Said S. Woods Bennett, 57, a Baltimore lawyer: “The executives in companies that get bailout money should have their base salaries reduced by 10% for 2009 and they should pay back a substantial portion of their 2007 bonuses to the government for the financial devastation they oversaw, fostered and, in some cases, directly caused. Their sense of entitlement is appalling.”
In addition to Goldman, Morgan Stanley and Citigroup, the companies that received the first round of money from the government’s Troubled Asset Relief Program were Merrill Lynch & Co., JPMorgan Chase & Co., Bank of America Corp., Wells Fargo & Co., State Street Corp. and Bank of New York Mellon Corp.
Several of the companies, including Citigroup and Wells Fargo, have said they won’t use federal funds to pay bonuses. That’s disputed by some, including former compensation consultant Graef Crystal.
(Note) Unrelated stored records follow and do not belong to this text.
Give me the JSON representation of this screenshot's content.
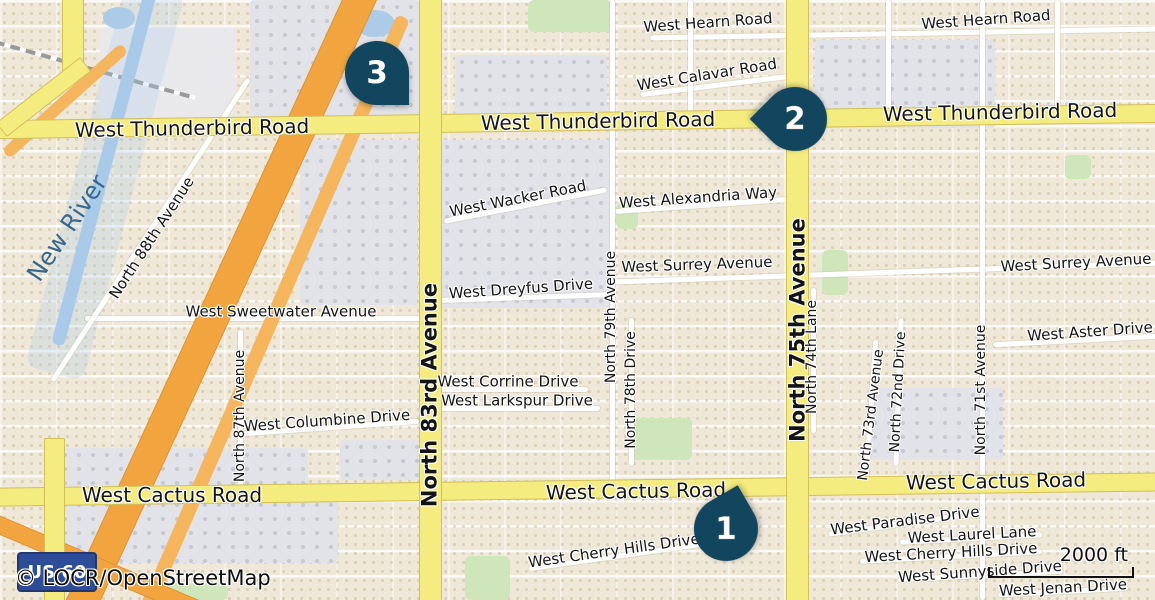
{
  "map": {
    "attribution": "© LOCR/OpenStreetMap",
    "scale": {
      "label": "2000 ft"
    },
    "shield": {
      "label": "US 60"
    },
    "colors": {
      "road_major_yellow": "#f5ec80",
      "highway_orange": "#f2a53f",
      "water_blue": "#a9c9e8",
      "marker_navy": "#12455e",
      "residential_beige": "#efe8d8",
      "commercial_gray": "#e2e3e8",
      "park_green": "#cfe6ba",
      "shield_blue": "#2e4d99",
      "river_label_blue": "#35688f"
    },
    "markers": [
      {
        "id": "1",
        "x": 726,
        "y": 529,
        "rot": -120
      },
      {
        "id": "2",
        "x": 795,
        "y": 119,
        "rot": 135
      },
      {
        "id": "3",
        "x": 377,
        "y": 73,
        "rot": 0
      }
    ],
    "features": [
      {
        "cls": "graylight",
        "name": "zone-riverside",
        "x": 100,
        "y": 28,
        "w": 135,
        "h": 100,
        "r": 0
      },
      {
        "cls": "gray",
        "name": "zone-commercial-nw",
        "x": 250,
        "y": 0,
        "w": 170,
        "h": 118,
        "r": 0
      },
      {
        "cls": "gray",
        "name": "zone-commercial-w83rd",
        "x": 300,
        "y": 140,
        "w": 118,
        "h": 165,
        "r": 0
      },
      {
        "cls": "gray",
        "name": "zone-commercial-e83rd",
        "x": 440,
        "y": 140,
        "w": 172,
        "h": 168,
        "r": 0
      },
      {
        "cls": "gray",
        "name": "zone-commercial-n-thunderbird",
        "x": 455,
        "y": 55,
        "w": 152,
        "h": 60,
        "r": 0
      },
      {
        "cls": "gray",
        "name": "zone-commercial-ne75th",
        "x": 815,
        "y": 40,
        "w": 180,
        "h": 88,
        "r": 0
      },
      {
        "cls": "gray",
        "name": "zone-commercial-center-east",
        "x": 868,
        "y": 388,
        "w": 135,
        "h": 72,
        "r": 0
      },
      {
        "cls": "gray",
        "name": "zone-commercial-cactus-nw",
        "x": 58,
        "y": 448,
        "w": 250,
        "h": 40,
        "r": 0
      },
      {
        "cls": "gray",
        "name": "zone-commercial-cactus-sw",
        "x": 58,
        "y": 498,
        "w": 280,
        "h": 65,
        "r": 0
      },
      {
        "cls": "gray",
        "name": "zone-commercial-cactus-83rd",
        "x": 340,
        "y": 440,
        "w": 80,
        "h": 40,
        "r": 0
      },
      {
        "cls": "green",
        "name": "park-top-center",
        "x": 528,
        "y": 0,
        "w": 84,
        "h": 32,
        "r": 0
      },
      {
        "cls": "green",
        "name": "park-alexandria",
        "x": 616,
        "y": 203,
        "w": 22,
        "h": 26,
        "r": 0
      },
      {
        "cls": "green",
        "name": "park-74th",
        "x": 822,
        "y": 250,
        "w": 26,
        "h": 45,
        "r": 0
      },
      {
        "cls": "green",
        "name": "park-center",
        "x": 632,
        "y": 418,
        "w": 60,
        "h": 42,
        "r": 0
      },
      {
        "cls": "green",
        "name": "park-bottom-center",
        "x": 465,
        "y": 556,
        "w": 45,
        "h": 44,
        "r": 0
      },
      {
        "cls": "green",
        "name": "park-right-top",
        "x": 1065,
        "y": 155,
        "w": 26,
        "h": 24,
        "r": 0
      },
      {
        "cls": "green",
        "name": "park-bottom-left",
        "x": 168,
        "y": 584,
        "w": 60,
        "h": 16,
        "r": 0
      },
      {
        "cls": "pond",
        "name": "pond-northwest",
        "x": 103,
        "y": 7,
        "w": 32,
        "h": 22,
        "r": 0
      },
      {
        "cls": "pond",
        "name": "pond-north",
        "x": 355,
        "y": 10,
        "w": 40,
        "h": 27,
        "r": 0
      },
      {
        "cls": "rail",
        "name": "railway",
        "x": -9,
        "y": 68,
        "w": 208,
        "h": 4,
        "r": 15.6
      },
      {
        "cls": "waterwide",
        "name": "new-river-floodway",
        "x": 75,
        "y": -20,
        "w": 60,
        "h": 400,
        "r": 14.8
      },
      {
        "cls": "water",
        "name": "new-river",
        "x": 98,
        "y": -17,
        "w": 13,
        "h": 368,
        "r": 14.8
      },
      {
        "cls": "street",
        "name": "west-hearn-road",
        "x": 650,
        "y": 31,
        "w": 507,
        "h": 5,
        "r": -1
      },
      {
        "cls": "street",
        "name": "west-calavar-road",
        "x": 640,
        "y": 83,
        "w": 150,
        "h": 5,
        "r": -7
      },
      {
        "cls": "street",
        "name": "west-wacker-road",
        "x": 443,
        "y": 203,
        "w": 165,
        "h": 5,
        "r": -11
      },
      {
        "cls": "street",
        "name": "west-alexandria-way",
        "x": 615,
        "y": 203,
        "w": 172,
        "h": 5,
        "r": -4
      },
      {
        "cls": "street",
        "name": "west-surrey-avenue",
        "x": 613,
        "y": 270,
        "w": 545,
        "h": 5,
        "r": -2
      },
      {
        "cls": "street",
        "name": "west-dreyfus-drive",
        "x": 440,
        "y": 295,
        "w": 172,
        "h": 5,
        "r": -2
      },
      {
        "cls": "street",
        "name": "west-sweetwater-avenue",
        "x": 85,
        "y": 316,
        "w": 345,
        "h": 5,
        "r": 0
      },
      {
        "cls": "street",
        "name": "west-aster-drive",
        "x": 993,
        "y": 338,
        "w": 165,
        "h": 5,
        "r": -3
      },
      {
        "cls": "street",
        "name": "west-corrine-drive",
        "x": 440,
        "y": 387,
        "w": 148,
        "h": 5,
        "r": 0
      },
      {
        "cls": "street",
        "name": "west-larkspur-drive",
        "x": 440,
        "y": 406,
        "w": 160,
        "h": 5,
        "r": 0
      },
      {
        "cls": "street",
        "name": "west-columbine-drive",
        "x": 243,
        "y": 425,
        "w": 176,
        "h": 5,
        "r": -4
      },
      {
        "cls": "street",
        "name": "west-cherry-hills-drive-c",
        "x": 528,
        "y": 554,
        "w": 175,
        "h": 5,
        "r": -8
      },
      {
        "cls": "street",
        "name": "west-paradise-drive",
        "x": 828,
        "y": 521,
        "w": 155,
        "h": 5,
        "r": -8
      },
      {
        "cls": "street",
        "name": "west-laurel-lane",
        "x": 900,
        "y": 536,
        "w": 142,
        "h": 5,
        "r": -3
      },
      {
        "cls": "street",
        "name": "west-cherry-hills-drive-r",
        "x": 860,
        "y": 554,
        "w": 182,
        "h": 5,
        "r": -3
      },
      {
        "cls": "street",
        "name": "west-sunnyside-drive",
        "x": 898,
        "y": 573,
        "w": 165,
        "h": 5,
        "r": -3
      },
      {
        "cls": "street",
        "name": "west-jenan-drive",
        "x": 998,
        "y": 589,
        "w": 130,
        "h": 5,
        "r": -3
      },
      {
        "cls": "street",
        "name": "north-87th-avenue",
        "x": 238,
        "y": 330,
        "w": 5,
        "h": 162,
        "r": 0
      },
      {
        "cls": "street",
        "name": "north-88th-avenue",
        "x": 148,
        "y": 50,
        "w": 5,
        "h": 360,
        "r": 33
      },
      {
        "cls": "street",
        "name": "north-79th-avenue",
        "x": 610,
        "y": 0,
        "w": 5,
        "h": 485,
        "r": 0
      },
      {
        "cls": "street",
        "name": "north-78th-drive",
        "x": 629,
        "y": 318,
        "w": 5,
        "h": 148,
        "r": 0
      },
      {
        "cls": "street",
        "name": "north-74th-lane",
        "x": 811,
        "y": 288,
        "w": 5,
        "h": 145,
        "r": 0
      },
      {
        "cls": "street",
        "name": "north-73rd-avenue",
        "x": 868,
        "y": 340,
        "w": 5,
        "h": 152,
        "r": 4
      },
      {
        "cls": "street",
        "name": "north-72nd-drive",
        "x": 896,
        "y": 318,
        "w": 5,
        "h": 148,
        "r": 2
      },
      {
        "cls": "street",
        "name": "north-71st-avenue",
        "x": 980,
        "y": 0,
        "w": 5,
        "h": 600,
        "r": 0
      },
      {
        "cls": "street",
        "name": "local-street-v1",
        "x": 688,
        "y": 0,
        "w": 5,
        "h": 118,
        "r": 0
      },
      {
        "cls": "street",
        "name": "local-street-v2",
        "x": 886,
        "y": 0,
        "w": 5,
        "h": 115,
        "r": 0
      },
      {
        "cls": "street",
        "name": "local-street-v3",
        "x": 1055,
        "y": 0,
        "w": 5,
        "h": 115,
        "r": 0
      },
      {
        "cls": "orange2",
        "name": "us60-ramp",
        "x": 267,
        "y": -10,
        "w": 14,
        "h": 650,
        "r": 23.5
      },
      {
        "cls": "orange",
        "name": "us60-freeway",
        "x": 205,
        "y": -50,
        "w": 30,
        "h": 700,
        "r": 24.7
      },
      {
        "cls": "orange",
        "name": "us60-ramp-southwest",
        "x": -20,
        "y": 557,
        "w": 230,
        "h": 16,
        "r": 23
      },
      {
        "cls": "orange2",
        "name": "ramp-northwest",
        "x": -15,
        "y": 95,
        "w": 160,
        "h": 12,
        "r": -42
      },
      {
        "cls": "yellow",
        "name": "west-thunderbird-road-band",
        "x": -8,
        "y": 112,
        "w": 1171,
        "h": 17,
        "r": -0.8
      },
      {
        "cls": "yellow",
        "name": "west-cactus-road-band",
        "x": -8,
        "y": 480,
        "w": 1171,
        "h": 17,
        "r": -0.75
      },
      {
        "cls": "yellow",
        "name": "north-83rd-avenue-band",
        "x": 419,
        "y": -6,
        "w": 21,
        "h": 612,
        "r": 0
      },
      {
        "cls": "yellow",
        "name": "north-75th-avenue-band",
        "x": 786,
        "y": -6,
        "w": 21,
        "h": 612,
        "r": 0
      },
      {
        "cls": "yellow",
        "name": "yellow-road-topleft",
        "x": 62,
        "y": -4,
        "w": 20,
        "h": 80,
        "r": 0
      },
      {
        "cls": "yellow",
        "name": "yellow-connector-topleft",
        "x": -10,
        "y": 88,
        "w": 105,
        "h": 16,
        "r": -38
      },
      {
        "cls": "yellow",
        "name": "yellow-road-bottomleft",
        "x": 44,
        "y": 438,
        "w": 19,
        "h": 165,
        "r": 0
      }
    ],
    "labels": [
      {
        "t": "West Hearn Road",
        "x": 708,
        "y": 23,
        "r": -4,
        "s": 15
      },
      {
        "t": "West Hearn Road",
        "x": 986,
        "y": 20,
        "r": -4,
        "s": 15
      },
      {
        "t": "West Calavar Road",
        "x": 707,
        "y": 75,
        "r": -9,
        "s": 15
      },
      {
        "t": "West Thunderbird Road",
        "x": 192,
        "y": 128,
        "r": -1,
        "s": 20
      },
      {
        "t": "West Thunderbird Road",
        "x": 598,
        "y": 121,
        "r": -1,
        "s": 20
      },
      {
        "t": "West Thunderbird Road",
        "x": 1000,
        "y": 112,
        "r": -1,
        "s": 20
      },
      {
        "t": "West Wacker Road",
        "x": 518,
        "y": 199,
        "r": -11,
        "s": 15
      },
      {
        "t": "West Alexandria Way",
        "x": 698,
        "y": 198,
        "r": -4,
        "s": 15
      },
      {
        "t": "West Surrey Avenue",
        "x": 697,
        "y": 265,
        "r": -2,
        "s": 15
      },
      {
        "t": "West Surrey Avenue",
        "x": 1076,
        "y": 263,
        "r": -3,
        "s": 15
      },
      {
        "t": "West Dreyfus Drive",
        "x": 521,
        "y": 289,
        "r": -4,
        "s": 15
      },
      {
        "t": "West Sweetwater Avenue",
        "x": 281,
        "y": 312,
        "r": 0,
        "s": 15
      },
      {
        "t": "West Aster Drive",
        "x": 1090,
        "y": 332,
        "r": -4,
        "s": 15
      },
      {
        "t": "West Corrine Drive",
        "x": 508,
        "y": 382,
        "r": 0,
        "s": 15
      },
      {
        "t": "West Larkspur Drive",
        "x": 517,
        "y": 401,
        "r": 0,
        "s": 15
      },
      {
        "t": "West Columbine Drive",
        "x": 327,
        "y": 421,
        "r": -4,
        "s": 15
      },
      {
        "t": "West Cactus Road",
        "x": 172,
        "y": 495,
        "r": 0,
        "s": 20
      },
      {
        "t": "West Cactus Road",
        "x": 636,
        "y": 491,
        "r": -1,
        "s": 20
      },
      {
        "t": "West Cactus Road",
        "x": 996,
        "y": 481,
        "r": -1,
        "s": 20
      },
      {
        "t": "West Paradise Drive",
        "x": 905,
        "y": 521,
        "r": -7,
        "s": 15
      },
      {
        "t": "West Laurel Lane",
        "x": 972,
        "y": 535,
        "r": -3,
        "s": 15
      },
      {
        "t": "West Cherry Hills Drive",
        "x": 951,
        "y": 553,
        "r": -3,
        "s": 15
      },
      {
        "t": "West Sunnyside Drive",
        "x": 980,
        "y": 572,
        "r": -4,
        "s": 15
      },
      {
        "t": "West Jenan Drive",
        "x": 1063,
        "y": 588,
        "r": -3,
        "s": 15
      },
      {
        "t": "West Cherry Hills Drive",
        "x": 614,
        "y": 551,
        "r": -8,
        "s": 15
      },
      {
        "t": "North 83rd Avenue",
        "x": 430,
        "y": 395,
        "r": -90,
        "s": 21,
        "b": 1
      },
      {
        "t": "North 75th Avenue",
        "x": 798,
        "y": 330,
        "r": -90,
        "s": 21,
        "b": 1
      },
      {
        "t": "North 88th Avenue",
        "x": 152,
        "y": 238,
        "r": -57,
        "s": 15
      },
      {
        "t": "North 87th Avenue",
        "x": 240,
        "y": 416,
        "r": -90,
        "s": 14
      },
      {
        "t": "North 79th Avenue",
        "x": 611,
        "y": 317,
        "r": -90,
        "s": 14
      },
      {
        "t": "North 78th Drive",
        "x": 631,
        "y": 390,
        "r": -90,
        "s": 14
      },
      {
        "t": "North 74th Lane",
        "x": 812,
        "y": 357,
        "r": -90,
        "s": 14
      },
      {
        "t": "North 73rd Avenue",
        "x": 871,
        "y": 415,
        "r": -83,
        "s": 14
      },
      {
        "t": "North 72nd Drive",
        "x": 898,
        "y": 392,
        "r": -87,
        "s": 14
      },
      {
        "t": "North 71st Avenue",
        "x": 981,
        "y": 390,
        "r": -90,
        "s": 14
      },
      {
        "t": "New River",
        "x": 67,
        "y": 228,
        "r": -56,
        "s": 24,
        "c": "#35688f"
      }
    ]
  }
}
“The argument of saying we’re not using the bailout money is just crap because money’s fungible. Money’s money,” Crystal said. “It exposes them to ridicule.”
The bailout is only part of the reason that people object to Wall Street bonuses this year. The financial industry worldwide has taken more than $690 billion in write-downs and credit losses this year and cut more than 150,000 jobs, according to data compiled by Bloomberg.
“Please explain how miserable performance of biblical proportions warrants any bonuses, particularly using money from me the customer and taxpayer,” said Glenn Brown, 67, who recently retired after 21 years at Beth Israel Deaconess in Boston and as an adjunct assistant professor at Harvard Medical School.
“I don’t understand how they can even conceive of doing that.”